Christopher Dufrost de La Jemeraye
Christopher Dufrost de La Jemeraye (also known as Christophe Dufrost de La Jemerais with various variations on the last name),(b. December 6, 1708 – d. May 10, 1736), was the lieutenant and nephew of Pierre Gaultier de Varennes et de La Vérendrye in the exploratory party which headed west from Fort Kaministiquia in 1731. He and Jean Baptiste de La Vérendrye established Fort St. Charles on Lake of the Woods in 1732. In the spring of 1733, he and Jean Baptiste headed down the Winnipeg River to set up a post in the Lake Winnipeg area. They were stopped by ice and La Jemeraye returned to Fort St. Charles while his cousin established a small temporary fort named La Barrière.

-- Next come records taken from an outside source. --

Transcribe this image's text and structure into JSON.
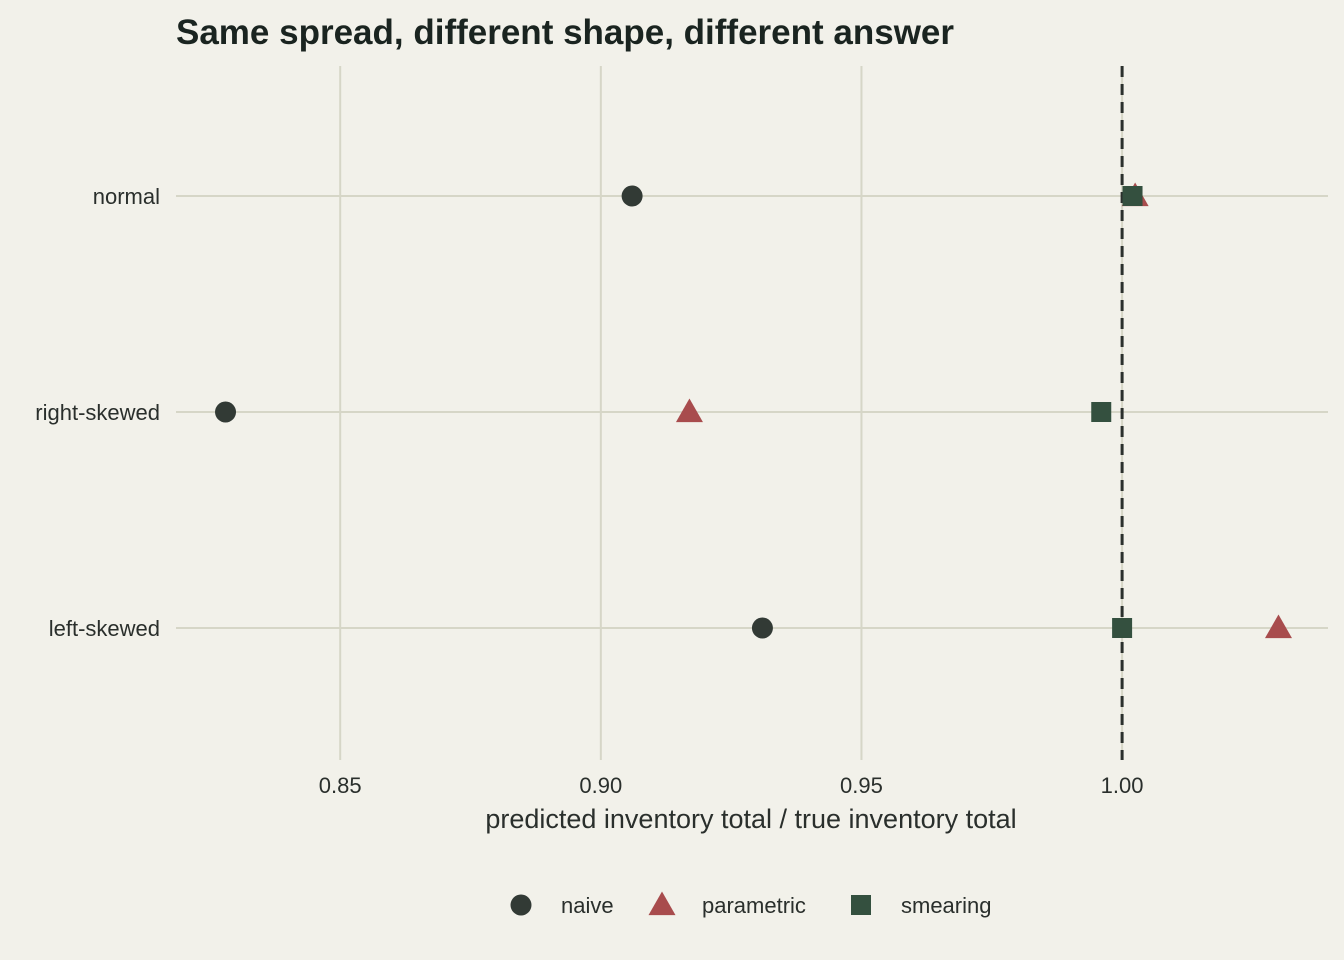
{
  "chart_data": {
    "type": "scatter",
    "title": "Same spread, different shape, different answer",
    "xlabel": "predicted inventory total / true inventory total",
    "ylabel": "",
    "xlim": [
      0.8185,
      1.0395
    ],
    "x_ticks": [
      0.85,
      0.9,
      0.95,
      1.0
    ],
    "x_tick_labels": [
      "0.85",
      "0.90",
      "0.95",
      "1.00"
    ],
    "categories": [
      "normal",
      "right-skewed",
      "left-skewed"
    ],
    "reference_line": {
      "x": 1.0,
      "style": "dashed"
    },
    "grid": true,
    "legend_position": "bottom",
    "series": [
      {
        "name": "naive",
        "shape": "circle",
        "color": "#323a35",
        "values": [
          0.906,
          0.828,
          0.931
        ]
      },
      {
        "name": "parametric",
        "shape": "triangle",
        "color": "#a84c4d",
        "values": [
          1.0025,
          0.917,
          1.03
        ]
      },
      {
        "name": "smearing",
        "shape": "square",
        "color": "#34503f",
        "values": [
          1.002,
          0.996,
          1.0
        ]
      }
    ]
  }
}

La Jemeraye continued as an important participant in La Vérendrye's exploration and fur trading activities. He and Jean Baptiste de La Vérendrye built Fort Maurepas about six miles north of present day Selkirk, Manitoba in 1735. Traveling from there to Fort St. Charles via the Red River/Savanne Portage route, La Jemeraye, who was very ill, died at the junction of the Red and Roseau rivers. The date of his death gives us proof that, in 1736, La Jemeraye and one of La Vérendrye's sons passed The Forks. The Forks is the site of present day Winnipeg.
An interesting and important contribution of Christopher Dufrost relates to his skill as a cartographer. He produced the first French map of the west in 1733. It was of high quality and the final copy was produced, at a later date, by the engineer, Gaspard-Joseph Chaussegros de Léry.